As he attempts to shatter the ice-cold, rude, unsmiling face of public Russia to reveal the warmer, private lives of people. Leaving behind the status-hungry, greedy managers of Moscow, who’d rather order the most expensive than the best wine, he’s soon in a friendlier but complex world that craves for stability. Most of the women he meets are divorced, but holding things together. Trust in the authorities (police, government and law) is hard to find and corruption rampant. People protect themselves by keeping their heads down.

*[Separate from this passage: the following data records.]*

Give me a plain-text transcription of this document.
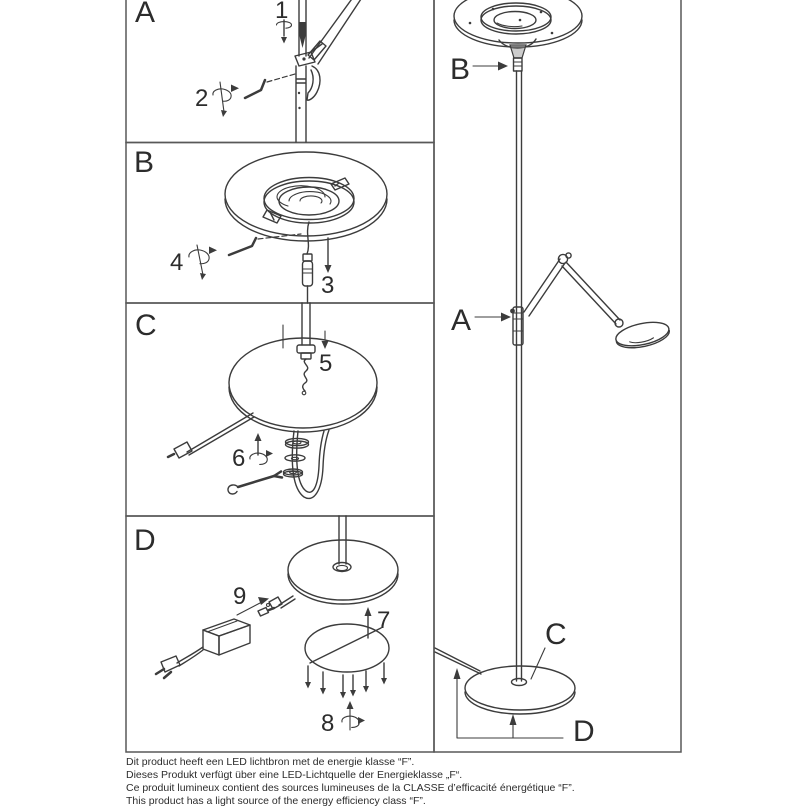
A	1
2
B
4
3
C
5
6
D
9
7
8
B
A
C
D
Dit product heeft een LED lichtbron met de energie klasse “F”.
Dieses Produkt verfügt über eine LED-Lichtquelle der Energieklasse „F“.
Ce produit lumineux contient des sources lumineuses de la CLASSE d’efficacité énergétique “F”.
This product has a light source of the energy efficiency class “F”.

His golden rule is to ‘never ask why’, which is, oddly, exactly what he does. The answers are often surprising as he encounters nostalgia for Soviet security, even Stalin. People crave stability, strong leaders and even when they travel, have a longing for the sort of suffering that seems an intrinsic part of their lives. The joy of the book, and it is a joy, is in the detail. The pagan beliefs that hang on with a mirror beside the front door and the refusal to shake your hand across a doorway, the personal tragedies, the weird stories and incomprehensible cruelties, the irrational attempts at order on an underlying chaos.

Since writing this book Russia has gone down a gear economically but the book suggests that Putin will weather this storm on the back of a people who, in practice, no longer trust or rely on politicians to solve their problems. In the end, however, what he finds and reveals is something I also encountered, a strange addiction to fatalism. I travelled twice to the Soviet Union, over three decades ago, from St Petersberg to Moscow, way down to Kiev, Bukkara, Dushanbe, Tashkent and Almata. It was both exhilarating and infuriating, and remains the strangest, most foreign, enigmatic place I’ve ever been. Thirty five years later, with a great many books about Russia under my belt, it remains as odd a place in my imagination as it’s ever been!